I am looking for comments on how to handle a slumped concrete patio on a house purchased this past summer.
15' x 8' patio set longways against an 8' ell corner of the house. The patio is concrete, and made out of two separate pours. The first pour sits on an unknown base, below grade, and is at least 10 in. thick. The second sits on top of the first pour, and is about 9 in. thick. So, I have at least 19" of concrete on this patio which, at about 200 cubic ft, and at an average of 150 lbs/ft3, comes in at about 15 tons. The patio has no roof, but I have 3.5' overhangs on the house, so that much of the patio is covered, but enough is open that when it rains, a significant amount of water loads the patio.
The patio has one large crack running crosswise at the middle of the pour (perpendicular to the house and the 15' length). The concrete is slumped in towards this crack. Additionally, the slab is slumped back toward the house, so that the slope of the slab is both toward the middle, and toward the house. So, any rain is funneled down the vee crack in the middle, and runs down between the slab and the foundation, enlarging and furthering the slump toward the house. Separation and downdrop against the house is obvious.

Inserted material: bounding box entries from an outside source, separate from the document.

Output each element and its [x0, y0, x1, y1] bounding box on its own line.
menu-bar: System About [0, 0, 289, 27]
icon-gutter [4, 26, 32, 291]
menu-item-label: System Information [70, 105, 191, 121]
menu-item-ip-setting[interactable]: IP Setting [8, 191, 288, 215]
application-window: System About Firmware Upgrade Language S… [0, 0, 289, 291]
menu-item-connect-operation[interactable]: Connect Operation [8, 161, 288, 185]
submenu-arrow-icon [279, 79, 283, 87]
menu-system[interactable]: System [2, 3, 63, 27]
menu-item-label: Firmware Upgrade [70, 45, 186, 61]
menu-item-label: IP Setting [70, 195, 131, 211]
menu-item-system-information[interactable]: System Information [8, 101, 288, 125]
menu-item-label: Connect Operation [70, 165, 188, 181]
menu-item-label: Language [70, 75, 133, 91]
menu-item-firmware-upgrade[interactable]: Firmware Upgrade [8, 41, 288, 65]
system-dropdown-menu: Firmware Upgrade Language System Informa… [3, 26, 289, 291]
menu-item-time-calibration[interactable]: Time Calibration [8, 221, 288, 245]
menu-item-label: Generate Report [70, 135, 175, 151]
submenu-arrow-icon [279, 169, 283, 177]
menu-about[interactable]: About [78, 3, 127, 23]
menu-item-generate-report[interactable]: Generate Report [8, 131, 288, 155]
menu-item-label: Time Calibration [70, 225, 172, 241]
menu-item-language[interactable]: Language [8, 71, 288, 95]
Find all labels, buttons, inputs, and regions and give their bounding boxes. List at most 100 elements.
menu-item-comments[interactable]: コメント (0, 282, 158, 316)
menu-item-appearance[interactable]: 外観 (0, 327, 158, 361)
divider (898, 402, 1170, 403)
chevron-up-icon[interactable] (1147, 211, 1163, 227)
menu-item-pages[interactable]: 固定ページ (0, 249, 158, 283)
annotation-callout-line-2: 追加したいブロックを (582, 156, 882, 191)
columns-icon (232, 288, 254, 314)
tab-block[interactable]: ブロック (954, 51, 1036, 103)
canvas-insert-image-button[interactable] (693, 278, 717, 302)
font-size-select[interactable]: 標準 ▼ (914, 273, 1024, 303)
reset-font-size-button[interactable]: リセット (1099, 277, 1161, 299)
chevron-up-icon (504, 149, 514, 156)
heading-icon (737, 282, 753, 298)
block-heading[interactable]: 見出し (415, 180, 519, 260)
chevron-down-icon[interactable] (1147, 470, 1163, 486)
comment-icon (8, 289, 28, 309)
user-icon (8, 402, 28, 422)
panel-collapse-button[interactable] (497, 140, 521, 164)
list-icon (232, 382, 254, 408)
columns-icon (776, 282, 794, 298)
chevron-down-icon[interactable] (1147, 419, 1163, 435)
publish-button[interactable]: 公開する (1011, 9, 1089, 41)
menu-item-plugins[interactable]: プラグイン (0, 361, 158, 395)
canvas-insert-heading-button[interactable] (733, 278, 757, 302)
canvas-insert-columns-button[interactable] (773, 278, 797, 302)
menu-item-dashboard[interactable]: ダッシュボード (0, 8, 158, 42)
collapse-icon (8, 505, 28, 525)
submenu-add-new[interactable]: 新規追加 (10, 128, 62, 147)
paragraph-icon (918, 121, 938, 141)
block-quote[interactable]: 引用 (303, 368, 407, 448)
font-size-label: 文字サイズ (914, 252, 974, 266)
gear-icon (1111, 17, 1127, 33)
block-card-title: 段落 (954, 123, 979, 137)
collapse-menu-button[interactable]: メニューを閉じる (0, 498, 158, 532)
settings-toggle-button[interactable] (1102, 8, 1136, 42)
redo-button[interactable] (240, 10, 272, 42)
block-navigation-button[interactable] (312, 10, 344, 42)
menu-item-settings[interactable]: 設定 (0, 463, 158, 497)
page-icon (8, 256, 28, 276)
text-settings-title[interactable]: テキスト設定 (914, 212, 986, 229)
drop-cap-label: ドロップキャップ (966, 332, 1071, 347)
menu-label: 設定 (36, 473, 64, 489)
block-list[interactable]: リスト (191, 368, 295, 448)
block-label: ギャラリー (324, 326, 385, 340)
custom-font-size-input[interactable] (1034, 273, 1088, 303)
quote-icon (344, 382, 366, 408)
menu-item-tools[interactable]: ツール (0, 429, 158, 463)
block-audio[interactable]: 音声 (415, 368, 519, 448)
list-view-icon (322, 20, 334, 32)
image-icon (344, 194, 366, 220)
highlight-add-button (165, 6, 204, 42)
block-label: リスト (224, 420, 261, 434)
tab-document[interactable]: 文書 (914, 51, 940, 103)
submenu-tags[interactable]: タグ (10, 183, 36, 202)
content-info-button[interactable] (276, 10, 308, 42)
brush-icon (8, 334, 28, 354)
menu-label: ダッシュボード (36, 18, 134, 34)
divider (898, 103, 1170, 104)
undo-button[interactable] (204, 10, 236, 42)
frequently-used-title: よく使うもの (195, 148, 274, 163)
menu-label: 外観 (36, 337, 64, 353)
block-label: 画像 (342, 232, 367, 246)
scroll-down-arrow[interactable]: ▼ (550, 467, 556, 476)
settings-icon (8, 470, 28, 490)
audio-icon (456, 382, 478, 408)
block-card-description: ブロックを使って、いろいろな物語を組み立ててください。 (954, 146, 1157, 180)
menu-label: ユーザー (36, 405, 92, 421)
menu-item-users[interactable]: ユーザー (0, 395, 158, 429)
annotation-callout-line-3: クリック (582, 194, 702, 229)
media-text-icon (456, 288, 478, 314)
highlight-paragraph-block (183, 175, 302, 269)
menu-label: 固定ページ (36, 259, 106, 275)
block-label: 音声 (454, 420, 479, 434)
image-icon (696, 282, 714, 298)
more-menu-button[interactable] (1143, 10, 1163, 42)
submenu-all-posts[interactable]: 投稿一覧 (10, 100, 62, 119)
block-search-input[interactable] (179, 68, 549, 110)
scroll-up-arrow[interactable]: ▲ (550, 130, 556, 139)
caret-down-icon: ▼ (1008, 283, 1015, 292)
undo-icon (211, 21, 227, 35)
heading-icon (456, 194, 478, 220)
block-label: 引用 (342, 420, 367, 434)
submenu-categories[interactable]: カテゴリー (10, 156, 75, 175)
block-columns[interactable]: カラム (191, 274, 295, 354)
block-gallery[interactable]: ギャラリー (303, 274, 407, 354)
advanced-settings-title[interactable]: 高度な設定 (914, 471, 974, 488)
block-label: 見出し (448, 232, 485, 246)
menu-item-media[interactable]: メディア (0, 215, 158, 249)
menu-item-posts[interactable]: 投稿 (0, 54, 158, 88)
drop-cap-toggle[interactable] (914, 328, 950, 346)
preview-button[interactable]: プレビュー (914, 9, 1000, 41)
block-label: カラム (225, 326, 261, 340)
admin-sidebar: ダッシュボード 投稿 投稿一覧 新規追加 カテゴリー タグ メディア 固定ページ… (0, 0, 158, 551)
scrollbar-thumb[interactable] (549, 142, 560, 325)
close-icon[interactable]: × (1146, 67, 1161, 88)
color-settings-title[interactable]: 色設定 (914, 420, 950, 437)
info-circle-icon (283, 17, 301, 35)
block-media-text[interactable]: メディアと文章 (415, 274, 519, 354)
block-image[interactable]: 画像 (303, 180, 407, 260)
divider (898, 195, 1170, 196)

Also, the siding (white vinyl) sits directly on top of the pour, but has pulled away somewhat by the slumping. (BTW, whoever invented white vinyl
siding should spend eternity fixing the same buckled piece, in sub-zero weather
fix/replace concrete so I can mortar on a nice stone surface at proper grade away from house.
1) If I just top with a leveler and regrade, I would have to remove siding and re-starter it. And though I plan on re-siding the whole house anyway, just leveling the top leaves the problem in place. Like a cavity, the slump will not magically disappear. So I'm not fond of this one. Don't really like the idea of concrete topping anyway.
2) Slab-jack with portland slurry. This one would fix the cavity slump, but is it possible to jack a slab that comes in at 30,000 lbs? I would also have to re-starter the siding for this fix, since the grade would not be lowered, but slightly increased. Any slab-jackers out there?
3) Jack-hammer away top 6 inches or so, stabilize cavity with slurry, re-pour, then top-stone. This is a good fix, maybe the best, but also the most work!
Sorry for the long post, and best to all!